- Conference: Independent

Ranking
- AP: No. 12
- Record: 6–1–1
- Head coach: Ducky Pond (4th season);
- Captain: Clint Frank
- Home stadium: Yale Bowl

= 1937 Yale Bulldogs football team =

American college football season

The 1937 Yale Bulldogs football team represented Yale University in the 1937 college football season. The Bulldogs were led by fourth-year head coach Ducky Pond, played their home games at the Yale Bowl and finished the season with a 6–1–1 record.
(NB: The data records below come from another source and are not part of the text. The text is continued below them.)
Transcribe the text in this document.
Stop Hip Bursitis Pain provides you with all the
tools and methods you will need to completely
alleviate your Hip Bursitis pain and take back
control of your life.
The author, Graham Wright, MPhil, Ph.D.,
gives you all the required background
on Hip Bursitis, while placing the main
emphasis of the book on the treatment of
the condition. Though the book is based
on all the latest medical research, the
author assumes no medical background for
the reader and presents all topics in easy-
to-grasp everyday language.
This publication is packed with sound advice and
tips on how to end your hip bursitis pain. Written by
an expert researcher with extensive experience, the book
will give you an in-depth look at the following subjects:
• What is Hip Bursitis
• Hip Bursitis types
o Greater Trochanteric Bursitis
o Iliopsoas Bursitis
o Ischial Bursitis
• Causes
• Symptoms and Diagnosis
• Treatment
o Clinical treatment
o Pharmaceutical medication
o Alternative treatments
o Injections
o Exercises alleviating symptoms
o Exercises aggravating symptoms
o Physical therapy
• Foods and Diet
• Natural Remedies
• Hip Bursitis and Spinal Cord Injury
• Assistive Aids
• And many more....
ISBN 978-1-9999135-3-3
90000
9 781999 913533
Yale's captain Clint Frank would win the Heisman Trophy as the best player in college football.

==Schedule==

| Date | Opponent | Rank | Site | Result | Attendance | Source |
| October 2 | Maine |  | Yale Bowl; New Haven, CT; | W 26–0 |  |  |
| October 9 | Penn |  | Yale Bowl; New Haven, CT; | W 27–7 |  |  |
| October 16 | Army |  | Yale Bowl; New Haven, CT; | W 15–7 |  |  |
| October 23 | No. 19 Cornell |  | Yale Bowl; New Haven, CT; | W 9–0 |  |  |
| October 30 | No. 9 Dartmouth | No. 5 | Yale Bowl; New Haven, CT; | T 9–9 |  |  |
| November 6 | Brown | No. 7 | Yale Bowl; New Haven, CT; | W 19–0 |  |  |
| November 13 | Princeton | No. 6 | Yale Bowl; New Haven, CT (rivalry); | W 26–0 |  |  |
| November 20 | at Harvard | No. 5 | Harvard Stadium; Boston, MA (rivalry); | L 6–13 | 58,000 |  |
Rankings from AP Poll released prior to the game;

== NFL draft ==

The following Bulldog was selected in the National Football League draft following the season.